Нагоняла парня она следующие пару часов.
Едва волоча ноги, Машка вышла на поляну, рядом с каменной рекой. Солнце уже светило в полную силу. Хотелось пить, а еще больше — есть.
Увидев вожделенный мешок, висящий на сучке, девушка едва сдержала возглас радости.
Дойдя до елки, она поняла, что мешка с земли не достать и пошла, искать подходящую жердину.

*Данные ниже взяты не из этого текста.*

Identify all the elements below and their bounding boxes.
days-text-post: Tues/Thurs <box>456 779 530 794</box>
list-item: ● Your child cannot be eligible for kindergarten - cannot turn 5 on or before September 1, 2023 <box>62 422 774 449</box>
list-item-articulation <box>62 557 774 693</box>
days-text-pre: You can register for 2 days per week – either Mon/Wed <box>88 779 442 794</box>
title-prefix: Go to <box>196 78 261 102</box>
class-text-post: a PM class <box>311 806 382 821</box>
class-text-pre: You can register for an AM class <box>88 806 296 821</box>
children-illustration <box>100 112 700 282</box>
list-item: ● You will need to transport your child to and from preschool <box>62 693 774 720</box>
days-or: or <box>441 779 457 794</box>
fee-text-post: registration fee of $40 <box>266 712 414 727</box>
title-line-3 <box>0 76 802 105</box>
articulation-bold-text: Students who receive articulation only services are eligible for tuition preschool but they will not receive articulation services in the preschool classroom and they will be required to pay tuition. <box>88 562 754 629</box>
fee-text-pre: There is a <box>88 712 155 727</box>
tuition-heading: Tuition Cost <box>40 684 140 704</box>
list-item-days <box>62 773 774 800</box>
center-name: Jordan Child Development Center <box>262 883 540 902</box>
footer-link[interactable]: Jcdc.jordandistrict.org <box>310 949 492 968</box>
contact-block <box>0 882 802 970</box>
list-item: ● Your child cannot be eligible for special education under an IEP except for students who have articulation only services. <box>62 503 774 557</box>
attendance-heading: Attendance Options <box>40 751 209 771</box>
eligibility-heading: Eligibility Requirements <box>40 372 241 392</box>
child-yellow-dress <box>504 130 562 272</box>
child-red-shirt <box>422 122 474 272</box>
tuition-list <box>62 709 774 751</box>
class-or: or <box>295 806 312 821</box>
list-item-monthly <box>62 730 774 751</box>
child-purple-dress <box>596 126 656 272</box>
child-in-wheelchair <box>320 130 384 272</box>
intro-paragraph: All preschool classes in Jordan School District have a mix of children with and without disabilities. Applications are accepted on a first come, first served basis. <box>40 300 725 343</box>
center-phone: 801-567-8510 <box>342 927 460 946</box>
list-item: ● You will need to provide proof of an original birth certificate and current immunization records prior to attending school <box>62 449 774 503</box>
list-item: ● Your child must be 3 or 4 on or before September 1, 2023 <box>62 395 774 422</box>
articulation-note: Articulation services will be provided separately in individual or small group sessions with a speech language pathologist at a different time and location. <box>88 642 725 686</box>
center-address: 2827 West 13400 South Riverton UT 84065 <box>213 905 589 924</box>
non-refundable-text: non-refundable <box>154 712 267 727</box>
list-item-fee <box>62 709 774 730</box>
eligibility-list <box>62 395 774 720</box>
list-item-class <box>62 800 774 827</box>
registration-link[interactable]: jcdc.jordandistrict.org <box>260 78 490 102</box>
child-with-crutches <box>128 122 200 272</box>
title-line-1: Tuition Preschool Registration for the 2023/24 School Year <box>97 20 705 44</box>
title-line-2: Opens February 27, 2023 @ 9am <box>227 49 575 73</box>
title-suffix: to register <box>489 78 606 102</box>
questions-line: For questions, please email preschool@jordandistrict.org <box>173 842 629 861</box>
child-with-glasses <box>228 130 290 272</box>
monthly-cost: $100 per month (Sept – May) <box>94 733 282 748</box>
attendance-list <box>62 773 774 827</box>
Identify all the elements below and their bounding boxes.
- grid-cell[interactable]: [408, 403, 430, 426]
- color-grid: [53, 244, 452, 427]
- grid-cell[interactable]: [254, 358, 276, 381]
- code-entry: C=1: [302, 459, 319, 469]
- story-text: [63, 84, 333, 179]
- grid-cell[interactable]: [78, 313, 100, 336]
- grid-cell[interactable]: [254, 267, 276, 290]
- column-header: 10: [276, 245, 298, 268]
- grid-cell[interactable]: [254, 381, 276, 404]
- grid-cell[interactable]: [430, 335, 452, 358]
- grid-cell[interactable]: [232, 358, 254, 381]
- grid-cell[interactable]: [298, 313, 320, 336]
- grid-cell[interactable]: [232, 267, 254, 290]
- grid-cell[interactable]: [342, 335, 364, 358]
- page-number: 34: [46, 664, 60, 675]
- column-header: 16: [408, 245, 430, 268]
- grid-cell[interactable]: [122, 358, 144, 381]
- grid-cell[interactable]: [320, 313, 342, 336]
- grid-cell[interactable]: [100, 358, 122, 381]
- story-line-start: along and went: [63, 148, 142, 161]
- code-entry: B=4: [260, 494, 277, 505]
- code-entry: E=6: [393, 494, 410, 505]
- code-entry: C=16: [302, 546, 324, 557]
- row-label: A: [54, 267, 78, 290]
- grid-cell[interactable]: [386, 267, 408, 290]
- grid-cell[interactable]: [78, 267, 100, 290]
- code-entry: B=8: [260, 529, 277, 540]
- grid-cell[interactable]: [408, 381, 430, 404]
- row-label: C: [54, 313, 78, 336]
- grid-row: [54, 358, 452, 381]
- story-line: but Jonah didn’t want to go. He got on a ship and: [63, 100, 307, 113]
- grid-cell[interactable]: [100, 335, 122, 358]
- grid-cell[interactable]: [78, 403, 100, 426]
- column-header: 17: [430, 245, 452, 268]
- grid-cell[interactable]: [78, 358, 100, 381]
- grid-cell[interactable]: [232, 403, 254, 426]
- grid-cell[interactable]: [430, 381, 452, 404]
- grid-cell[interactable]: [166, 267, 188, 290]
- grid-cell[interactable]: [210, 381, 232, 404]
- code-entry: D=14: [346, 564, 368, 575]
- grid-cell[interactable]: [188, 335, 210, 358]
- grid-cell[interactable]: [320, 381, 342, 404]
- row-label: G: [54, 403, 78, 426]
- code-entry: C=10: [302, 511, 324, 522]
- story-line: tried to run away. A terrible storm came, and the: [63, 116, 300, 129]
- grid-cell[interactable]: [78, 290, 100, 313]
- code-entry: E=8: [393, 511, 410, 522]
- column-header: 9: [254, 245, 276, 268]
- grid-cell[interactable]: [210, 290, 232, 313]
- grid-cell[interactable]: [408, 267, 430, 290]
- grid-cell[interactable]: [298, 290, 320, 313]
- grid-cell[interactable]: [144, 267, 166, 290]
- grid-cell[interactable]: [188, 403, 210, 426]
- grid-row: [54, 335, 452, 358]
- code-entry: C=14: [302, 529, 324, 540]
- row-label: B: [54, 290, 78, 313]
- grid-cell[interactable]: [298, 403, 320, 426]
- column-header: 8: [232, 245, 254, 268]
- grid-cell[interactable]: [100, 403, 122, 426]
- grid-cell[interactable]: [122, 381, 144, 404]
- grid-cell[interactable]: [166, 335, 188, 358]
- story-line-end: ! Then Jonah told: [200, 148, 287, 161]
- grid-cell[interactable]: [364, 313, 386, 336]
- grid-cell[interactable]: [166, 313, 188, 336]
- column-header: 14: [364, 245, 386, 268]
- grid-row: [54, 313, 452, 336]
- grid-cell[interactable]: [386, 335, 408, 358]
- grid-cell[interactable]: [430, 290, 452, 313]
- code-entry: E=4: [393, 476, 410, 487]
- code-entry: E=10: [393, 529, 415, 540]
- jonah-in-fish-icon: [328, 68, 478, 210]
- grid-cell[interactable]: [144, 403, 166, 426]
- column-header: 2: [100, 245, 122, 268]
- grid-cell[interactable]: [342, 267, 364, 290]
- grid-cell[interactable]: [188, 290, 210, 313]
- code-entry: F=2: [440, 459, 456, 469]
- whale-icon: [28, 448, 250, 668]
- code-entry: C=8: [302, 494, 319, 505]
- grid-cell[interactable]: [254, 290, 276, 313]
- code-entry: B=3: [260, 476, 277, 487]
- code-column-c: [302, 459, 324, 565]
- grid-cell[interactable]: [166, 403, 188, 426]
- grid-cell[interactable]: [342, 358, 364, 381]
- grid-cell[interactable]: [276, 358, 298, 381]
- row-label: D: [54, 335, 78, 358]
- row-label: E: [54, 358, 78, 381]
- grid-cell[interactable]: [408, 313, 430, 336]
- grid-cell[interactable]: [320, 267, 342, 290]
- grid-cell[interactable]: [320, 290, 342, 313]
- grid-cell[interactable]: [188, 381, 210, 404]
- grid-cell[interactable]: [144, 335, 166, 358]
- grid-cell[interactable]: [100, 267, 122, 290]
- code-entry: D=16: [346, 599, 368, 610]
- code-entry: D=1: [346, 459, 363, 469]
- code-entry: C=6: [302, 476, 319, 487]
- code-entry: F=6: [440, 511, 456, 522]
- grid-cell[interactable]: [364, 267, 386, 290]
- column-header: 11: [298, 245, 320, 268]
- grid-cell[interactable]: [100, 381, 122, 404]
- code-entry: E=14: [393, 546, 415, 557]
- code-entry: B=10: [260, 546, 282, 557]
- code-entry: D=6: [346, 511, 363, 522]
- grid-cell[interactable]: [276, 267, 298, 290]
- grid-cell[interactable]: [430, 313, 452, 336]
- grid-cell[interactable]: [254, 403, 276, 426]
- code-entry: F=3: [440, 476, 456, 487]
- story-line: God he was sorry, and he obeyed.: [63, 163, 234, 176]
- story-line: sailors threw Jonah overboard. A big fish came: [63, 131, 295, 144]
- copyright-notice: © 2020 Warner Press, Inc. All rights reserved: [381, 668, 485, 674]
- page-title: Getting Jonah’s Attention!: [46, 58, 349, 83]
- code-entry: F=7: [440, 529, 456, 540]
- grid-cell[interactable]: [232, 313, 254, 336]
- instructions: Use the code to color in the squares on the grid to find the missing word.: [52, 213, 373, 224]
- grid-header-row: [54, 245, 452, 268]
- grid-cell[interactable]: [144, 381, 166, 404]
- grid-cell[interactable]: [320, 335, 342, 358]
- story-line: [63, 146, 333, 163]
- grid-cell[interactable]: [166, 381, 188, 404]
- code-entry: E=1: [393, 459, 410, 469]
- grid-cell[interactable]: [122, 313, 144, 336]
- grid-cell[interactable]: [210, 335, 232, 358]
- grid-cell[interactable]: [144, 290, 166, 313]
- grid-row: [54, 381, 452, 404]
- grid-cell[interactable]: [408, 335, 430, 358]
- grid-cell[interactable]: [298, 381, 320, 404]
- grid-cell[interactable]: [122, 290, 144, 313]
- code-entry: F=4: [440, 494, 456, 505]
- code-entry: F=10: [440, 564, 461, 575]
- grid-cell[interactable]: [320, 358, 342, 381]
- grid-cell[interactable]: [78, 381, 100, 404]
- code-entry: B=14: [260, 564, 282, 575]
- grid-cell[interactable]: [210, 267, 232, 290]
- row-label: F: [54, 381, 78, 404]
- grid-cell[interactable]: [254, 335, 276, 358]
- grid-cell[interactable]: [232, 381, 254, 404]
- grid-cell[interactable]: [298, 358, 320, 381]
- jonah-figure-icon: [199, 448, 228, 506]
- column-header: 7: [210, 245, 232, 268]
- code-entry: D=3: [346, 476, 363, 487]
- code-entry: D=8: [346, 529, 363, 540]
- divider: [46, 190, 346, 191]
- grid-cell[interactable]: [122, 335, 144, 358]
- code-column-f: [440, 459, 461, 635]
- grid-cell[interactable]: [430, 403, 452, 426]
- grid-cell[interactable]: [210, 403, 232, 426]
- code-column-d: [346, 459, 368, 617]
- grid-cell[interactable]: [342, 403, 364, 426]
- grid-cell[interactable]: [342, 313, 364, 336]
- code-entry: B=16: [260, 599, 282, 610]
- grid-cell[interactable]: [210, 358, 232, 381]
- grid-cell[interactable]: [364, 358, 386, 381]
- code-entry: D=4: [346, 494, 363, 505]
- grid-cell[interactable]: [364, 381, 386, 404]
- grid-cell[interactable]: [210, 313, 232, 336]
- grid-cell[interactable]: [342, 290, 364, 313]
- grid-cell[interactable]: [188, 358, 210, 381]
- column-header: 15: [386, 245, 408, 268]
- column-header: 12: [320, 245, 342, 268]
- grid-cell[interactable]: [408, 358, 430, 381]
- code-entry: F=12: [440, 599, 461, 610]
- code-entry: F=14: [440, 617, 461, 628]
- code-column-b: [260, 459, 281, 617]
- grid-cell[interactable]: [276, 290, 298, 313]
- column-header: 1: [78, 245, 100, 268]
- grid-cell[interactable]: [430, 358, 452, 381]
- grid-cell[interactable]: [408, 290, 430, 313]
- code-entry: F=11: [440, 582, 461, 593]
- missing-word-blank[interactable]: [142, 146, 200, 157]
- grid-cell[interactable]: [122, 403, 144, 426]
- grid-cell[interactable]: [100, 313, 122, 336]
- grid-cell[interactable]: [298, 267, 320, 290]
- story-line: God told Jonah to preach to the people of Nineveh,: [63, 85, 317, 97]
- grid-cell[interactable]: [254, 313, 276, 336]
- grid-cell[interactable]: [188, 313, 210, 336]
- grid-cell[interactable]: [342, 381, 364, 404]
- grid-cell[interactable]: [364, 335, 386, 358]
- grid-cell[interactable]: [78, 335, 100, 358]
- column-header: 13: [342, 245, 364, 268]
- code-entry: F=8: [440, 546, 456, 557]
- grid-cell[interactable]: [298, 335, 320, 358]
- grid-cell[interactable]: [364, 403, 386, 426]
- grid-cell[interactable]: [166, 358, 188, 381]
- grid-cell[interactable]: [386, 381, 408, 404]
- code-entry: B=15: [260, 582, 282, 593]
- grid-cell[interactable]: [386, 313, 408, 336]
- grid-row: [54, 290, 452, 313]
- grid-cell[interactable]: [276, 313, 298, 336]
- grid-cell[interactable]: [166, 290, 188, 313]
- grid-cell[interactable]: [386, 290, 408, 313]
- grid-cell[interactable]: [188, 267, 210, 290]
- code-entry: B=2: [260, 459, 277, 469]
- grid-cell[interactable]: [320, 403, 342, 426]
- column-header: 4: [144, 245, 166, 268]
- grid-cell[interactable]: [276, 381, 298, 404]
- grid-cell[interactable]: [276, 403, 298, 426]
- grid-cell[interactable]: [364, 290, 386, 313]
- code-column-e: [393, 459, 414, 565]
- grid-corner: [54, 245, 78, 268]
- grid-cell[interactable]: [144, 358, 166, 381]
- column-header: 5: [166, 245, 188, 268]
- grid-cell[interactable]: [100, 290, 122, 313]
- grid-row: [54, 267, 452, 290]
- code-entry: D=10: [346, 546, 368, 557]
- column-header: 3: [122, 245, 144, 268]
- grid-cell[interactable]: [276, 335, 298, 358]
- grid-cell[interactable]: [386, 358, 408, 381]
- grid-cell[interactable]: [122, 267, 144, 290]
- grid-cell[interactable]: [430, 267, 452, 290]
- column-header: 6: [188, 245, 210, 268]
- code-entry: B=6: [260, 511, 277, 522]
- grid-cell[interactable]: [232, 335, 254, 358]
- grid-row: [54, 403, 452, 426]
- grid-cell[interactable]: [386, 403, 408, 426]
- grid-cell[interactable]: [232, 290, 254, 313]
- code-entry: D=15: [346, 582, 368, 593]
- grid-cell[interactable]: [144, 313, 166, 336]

Увидев Николая, стоящего за стволом очередного толстого дерева и всматривающегося напряженно во что-то впереди, Машка сдержала с трудом первое желание — подойти и треснуть наглеца по спине найденной жердиной.
Девушка навострила уши.
— Чего там?
— Слышишь?
Звук, доносившийся до них к звукам живой природы никак не относился.
— Чу-уш-ш-ш!
Спустя несколько секунд опять:
— Чу-уш-ш-ш!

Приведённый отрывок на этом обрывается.